In languages you mentioned you can use only one version of language
specification - one which is supported by your tooling.
That will become quite an issue once you have a large code base. It may
force you to maintain code you already deprecated.
On other hand it can be easily handled automatically by scriptable
refactoring tools (PPI, Babble, Code::ART, whatever comes in future)

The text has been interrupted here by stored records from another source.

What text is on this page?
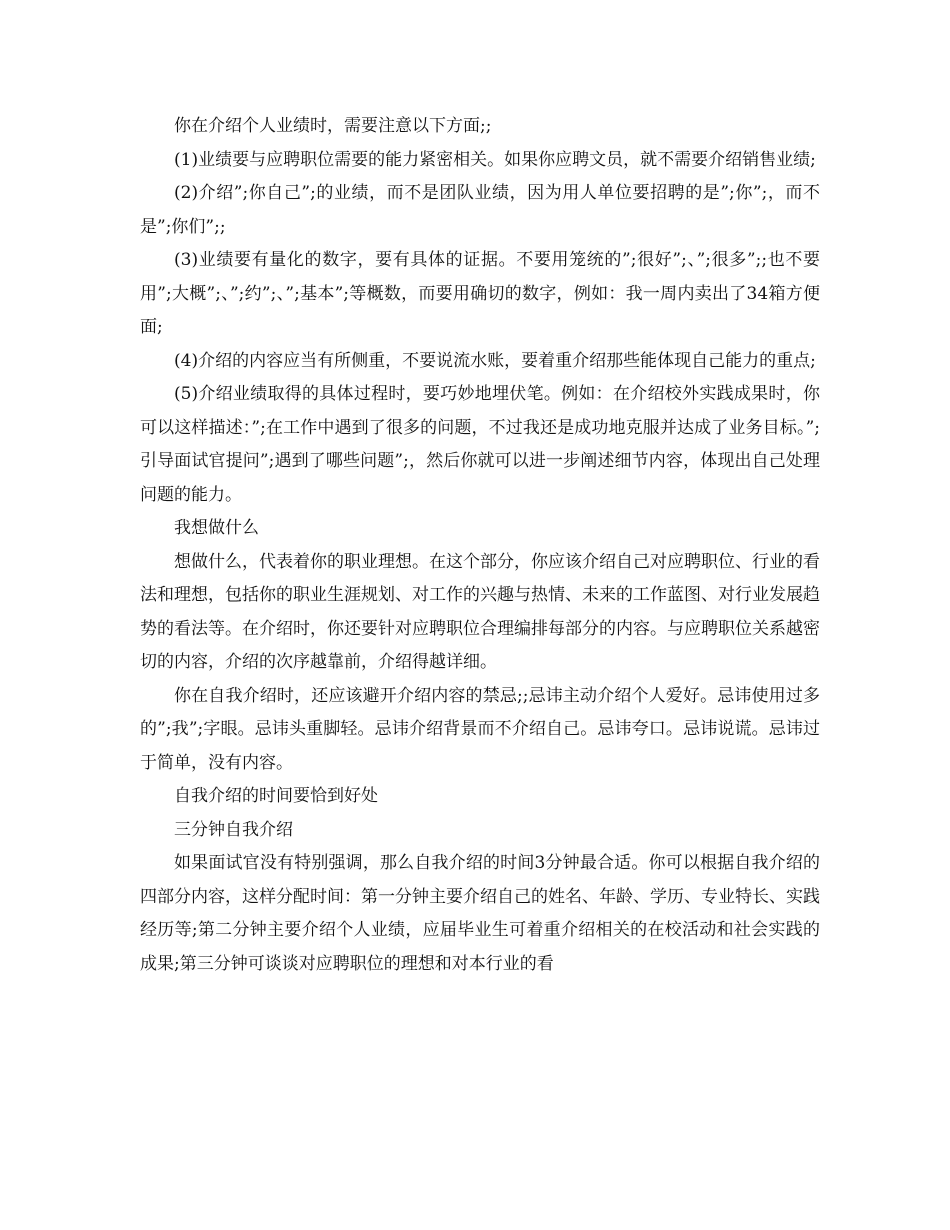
你在介绍个人业绩时，需要注意以下方面;;

(1)业绩要与应聘职位需要的能力紧密相关。如果你应聘文员，就不需要介绍销售业绩;

(2)介绍”;你自己”;的业绩，而不是团队业绩，因为用人单位要招聘的是”;你”;，而不是”;你们”;;

(3)业绩要有量化的数字，要有具体的证据。不要用笼统的”;很好”;、”;很多”;;也不要用”;大概”;、”;约”;、”;基本”;等概数，而要用确切的数字，例如：我一周内卖出了34箱方便面;

(4)介绍的内容应当有所侧重，不要说流水账，要着重介绍那些能体现自己能力的重点;

(5)介绍业绩取得的具体过程时，要巧妙地埋伏笔。例如：在介绍校外实践成果时，你可以这样描述：”;在工作中遇到了很多的问题，不过我还是成功地克服并达成了业务目标。”;引导面试官提问”;遇到了哪些问题”;，然后你就可以进一步阐述细节内容，体现出自己处理问题的能力。

我想做什么

想做什么，代表着你的职业理想。在这个部分，你应该介绍自己对应聘职位、行业的看法和理想，包括你的职业生涯规划、对工作的兴趣与热情、未来的工作蓝图、对行业发展趋势的看法等。在介绍时，你还要针对应聘职位合理编排每部分的内容。与应聘职位关系越密切的内容，介绍的次序越靠前，介绍得越详细。

你在自我介绍时，还应该避开介绍内容的禁忌;;忌讳主动介绍个人爱好。忌讳使用过多的”;我”;字眼。忌讳头重脚轻。忌讳介绍背景而不介绍自己。忌讳夸口。忌讳说谎。忌讳过于简单，没有内容。

自我介绍的时间要恰到好处

三分钟自我介绍

如果面试官没有特别强调，那么自我介绍的时间3分钟最合适。你可以根据自我介绍的四部分内容，这样分配时间：第一分钟主要介绍自己的姓名、年龄、学历、专业特长、实践经历等;第二分钟主要介绍个人业绩，应届毕业生可着重介绍相关的在校活动和社会实践的成果;第三分钟可谈谈对应聘职位的理想和对本行业的看
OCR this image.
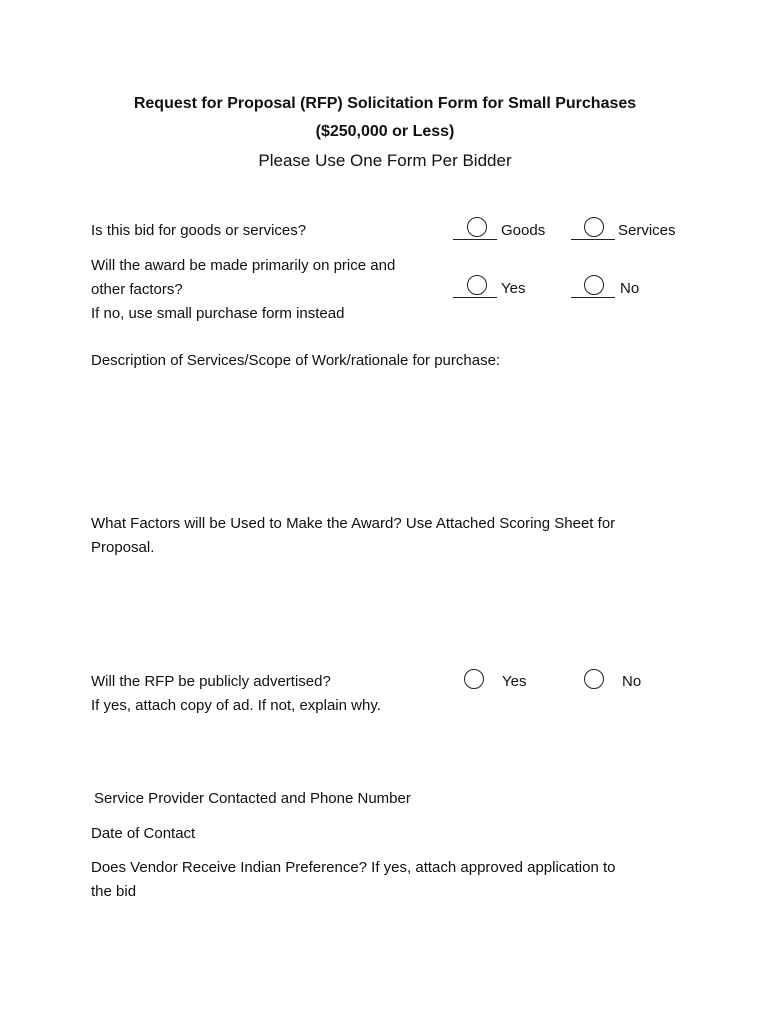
Request for Proposal (RFP) Solicitation Form for Small Purchases
($250,000 or Less)
Please Use One Form Per Bidder
Is this bid for goods or services?	Goods	Services
Will the award be made primarily on price and
other factors?
If no, use small purchase form instead
Yes	No
Description of Services/Scope of Work/rationale for purchase:
What Factors will be Used to Make the Award? Use Attached Scoring Sheet for
Proposal.
Will the RFP be publicly advertised?
If yes, attach copy of ad. If not, explain why.
Yes	No
Service Provider Contacted and Phone Number
Date of Contact
Does Vendor Receive Indian Preference? If yes, attach approved application to
the bid
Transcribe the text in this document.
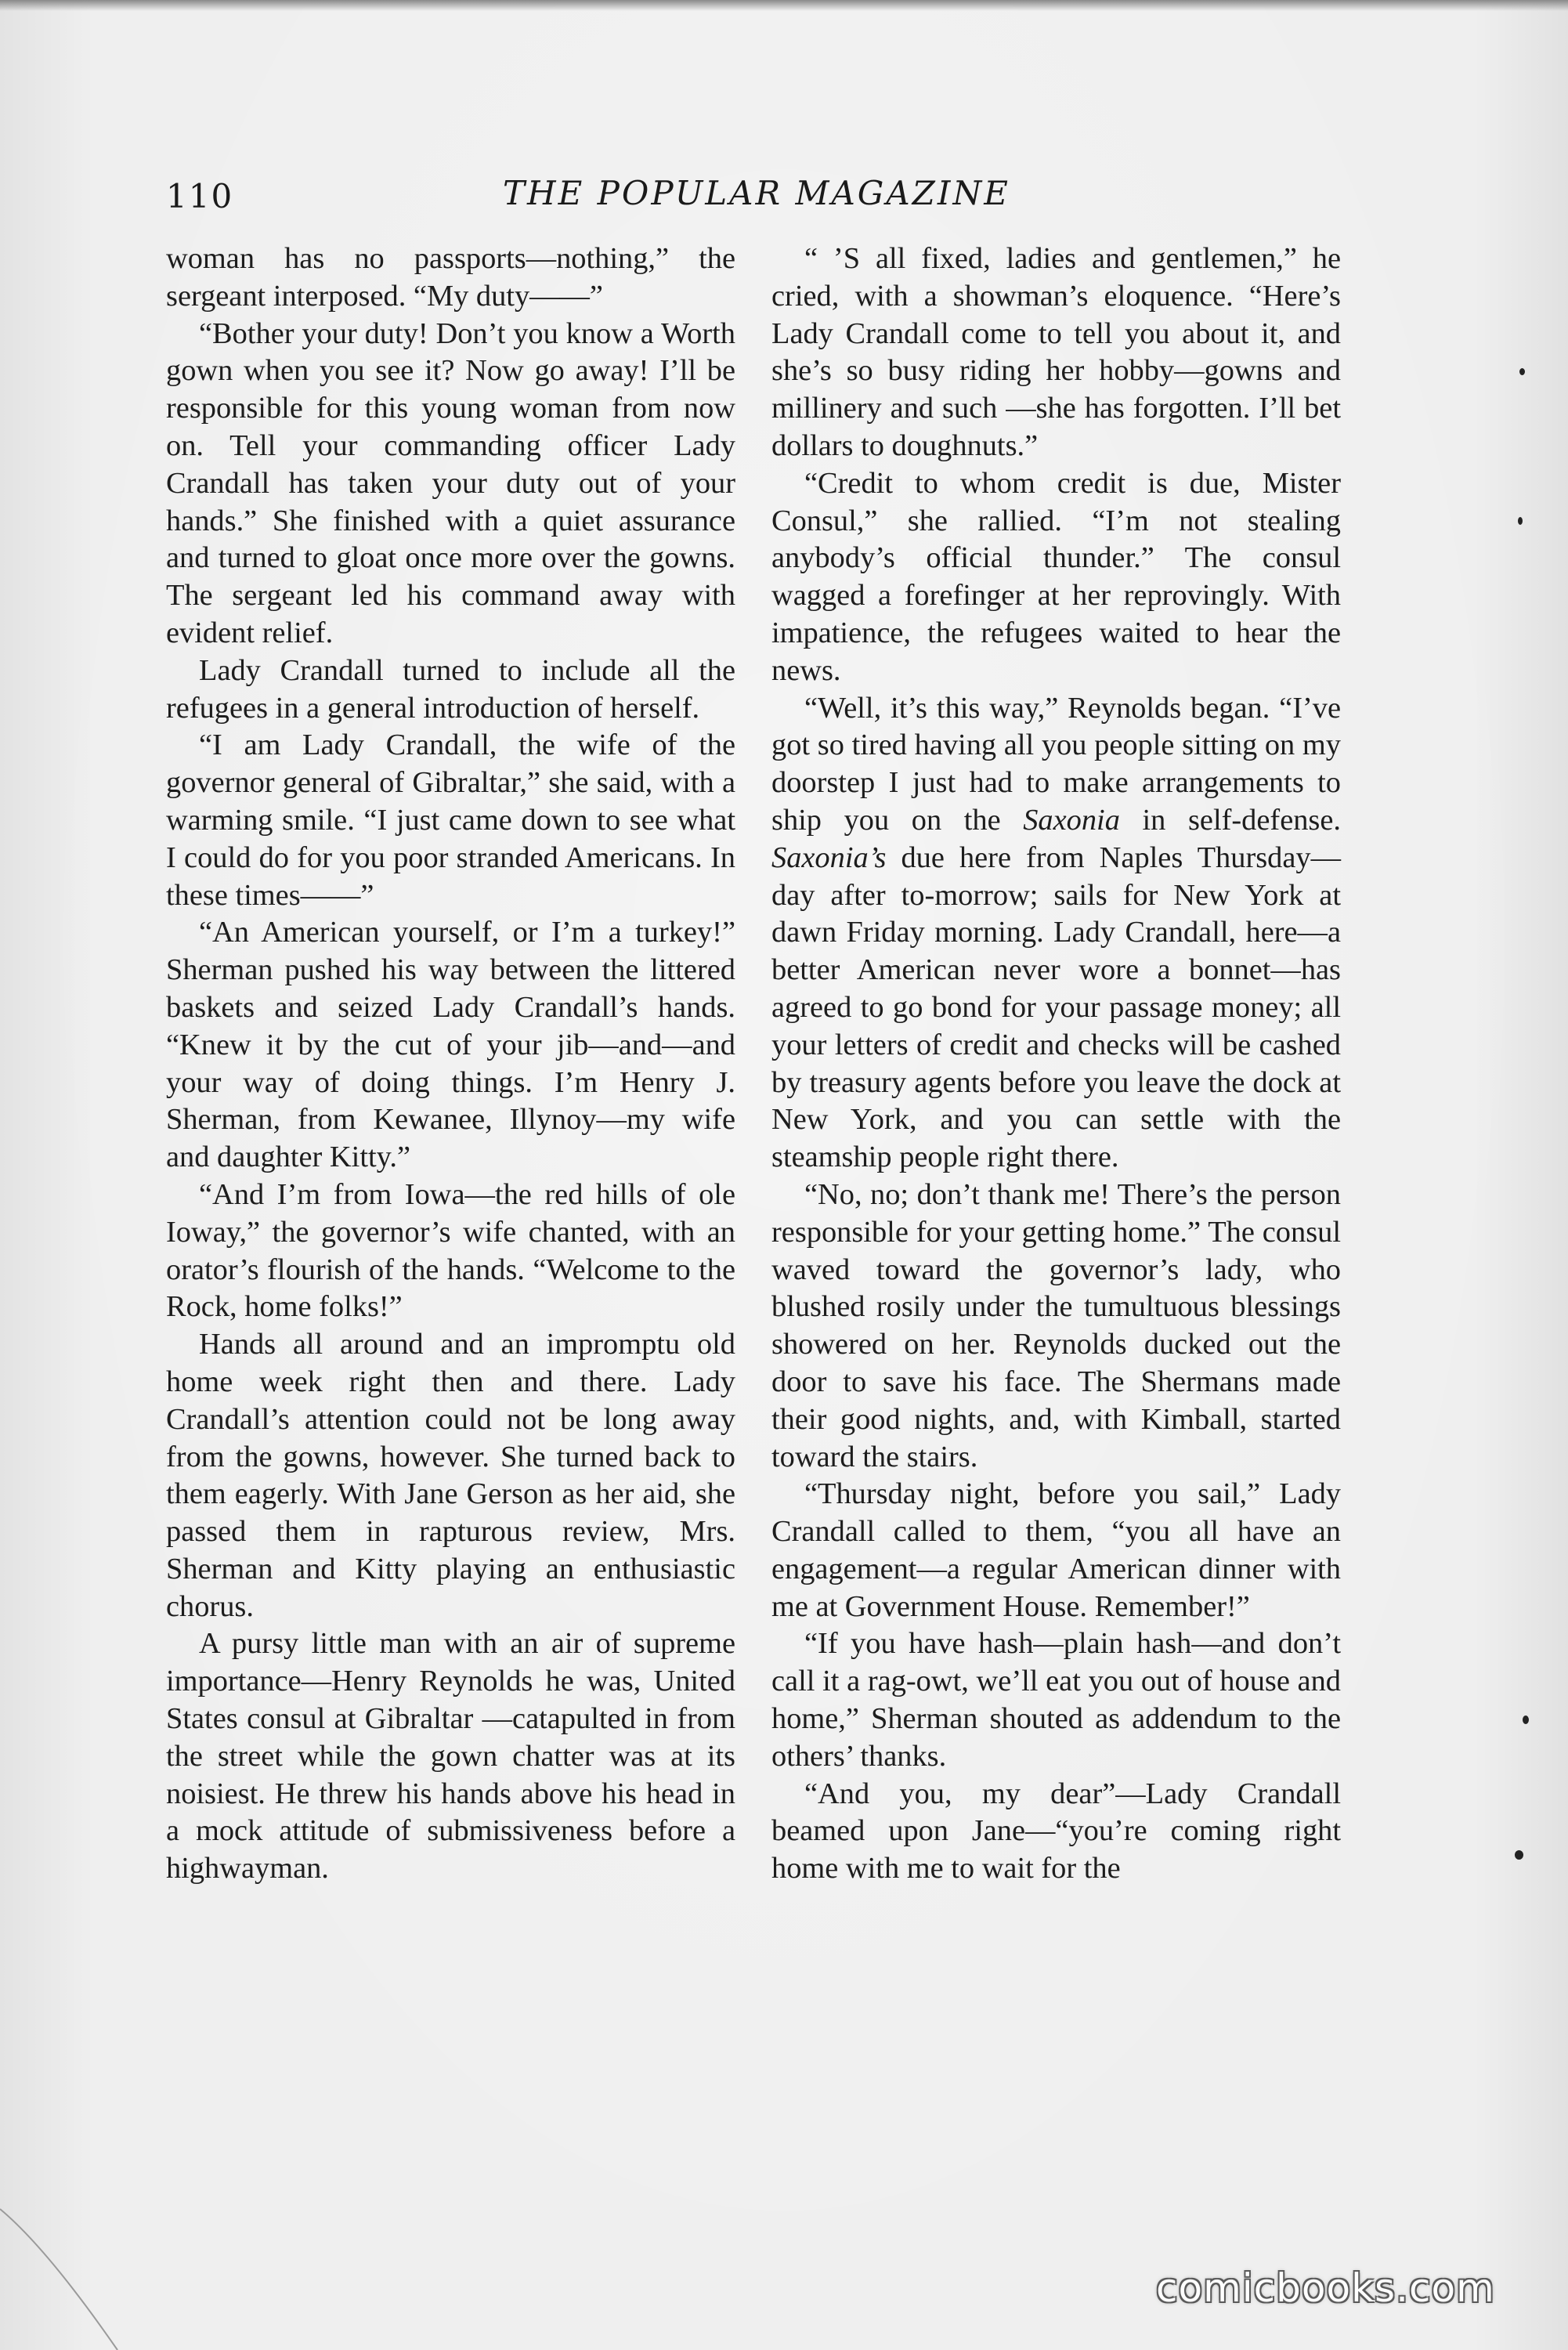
110	THE POPULAR MAGAZINE

woman has no passports—nothing,” the sergeant interposed. “My duty——”

“Bother your duty! Don’t you know a Worth gown when you see it? Now go away! I’ll be responsible for this young woman from now on. Tell your commanding officer Lady Crandall has taken your duty out of your hands.” She finished with a quiet assurance and turned to gloat once more over the gowns. The sergeant led his command away with evident relief.

Lady Crandall turned to include all the refugees in a general introduction of herself.

“I am Lady Crandall, the wife of the governor general of Gibraltar,” she said, with a warming smile. “I just came down to see what I could do for you poor stranded Americans. In these times——”

“An American yourself, or I’m a turkey!” Sherman pushed his way between the littered baskets and seized Lady Crandall’s hands. “Knew it by the cut of your jib—and—and your way of doing things. I’m Henry J. Sherman, from Kewanee, Illynoy—my wife and daughter Kitty.”

“And I’m from Iowa—the red hills of ole Ioway,” the governor’s wife chanted, with an orator’s flourish of the hands. “Welcome to the Rock, home folks!”

Hands all around and an impromptu old home week right then and there. Lady Crandall’s attention could not be long away from the gowns, however. She turned back to them eagerly. With Jane Gerson as her aid, she passed them in rapturous review, Mrs. Sherman and Kitty playing an enthusiastic chorus.

A pursy little man with an air of supreme importance—Henry Reynolds he was, United States consul at Gibraltar —catapulted in from the street while the gown chatter was at its noisiest. He threw his hands above his head in a mock attitude of submissiveness before a highwayman.

“ ’S all fixed, ladies and gentlemen,” he cried, with a showman’s eloquence. “Here’s Lady Crandall come to tell you about it, and she’s so busy riding her hobby—gowns and millinery and such —she has forgotten. I’ll bet dollars to doughnuts.”

“Credit to whom credit is due, Mister Consul,” she rallied. “I’m not stealing anybody’s official thunder.” The consul wagged a forefinger at her reprovingly. With impatience, the refugees waited to hear the news.

“Well, it’s this way,” Reynolds began. “I’ve got so tired having all you people sitting on my doorstep I just had to make arrangements to ship you on the Saxonia in self-defense. Saxonia’s due here from Naples Thursday—day after to-morrow; sails for New York at dawn Friday morning. Lady Crandall, here—a better American never wore a bonnet—has agreed to go bond for your passage money; all your letters of credit and checks will be cashed by treasury agents before you leave the dock at New York, and you can settle with the steamship people right there.

“No, no; don’t thank me! There’s the person responsible for your getting home.” The consul waved toward the governor’s lady, who blushed rosily under the tumultuous blessings showered on her. Reynolds ducked out the door to save his face. The Shermans made their good nights, and, with Kimball, started toward the stairs.

“Thursday night, before you sail,” Lady Crandall called to them, “you all have an engagement—a regular American dinner with me at Government House. Remember!”

“If you have hash—plain hash—and don’t call it a rag-owt, we’ll eat you out of house and home,” Sherman shouted as addendum to the others’ thanks.

“And you, my dear”—Lady Crandall beamed upon Jane—“you’re coming right home with me to wait for the

comicbooks.com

along with CI tools. And ability to specify future version of protocol just
to disable usage of constructs that will be deprecated in a short future?
IMHO Invaluable.
As far as I know no other language requires you to *opt in *to latest
> version like this. Certainly not the languages I play in: C, C++, Python,
> PHP, Javascript.
>
> I understand the use v7 thing because we have so much legacy code to
> support (for now). Over the course of the next X years/versions the amount
> of old and non-updated code will diminish and we could then assume the
> latest version unless we see a specificalyy use vX.
>
> I support use v7 if the goal is to eventually get that legacy code (CPAN,
> etc) upgraded to support new features so that future versions of the
> interpreter can assume the current version and emit warnings or
> deprecations on old syntax/features.
>
> I'm new to all of this so my vote means nothing, but I think this is a
> good goal. Use v7 for now, with the goal of "assuming current version" in
> the future when the code base catches up. The goal should be to make things
> easy for new developers. Right now there is a lot of tribal knowledge just
> to get started on "modern Perl".
>
> - Scott
> On 7/3/2020 10:47 AM, Paul "LeoNerd" Evans wrote:
>
> I'm saying that **right now** it should continue to behave like Perl 5,
> but after a suitable announcement period it should start giving
> "version is ambiguous" warnings. At some further point after that we
> can have it be an outright error for there not to be a version
> declaration, at which point we're free to cut off an older version of
> perl if we so wish.
>
> And by forcing everyone to have declared their version requirements by
> then we can do a simple grep for "use v5" across all of CPAN to gain a
> very easy simple metric on how much actual CPAN code is actually still
> using v5. When we feel that number is small enough - or the remaining
> outliers unimportant enough - we can cut it off.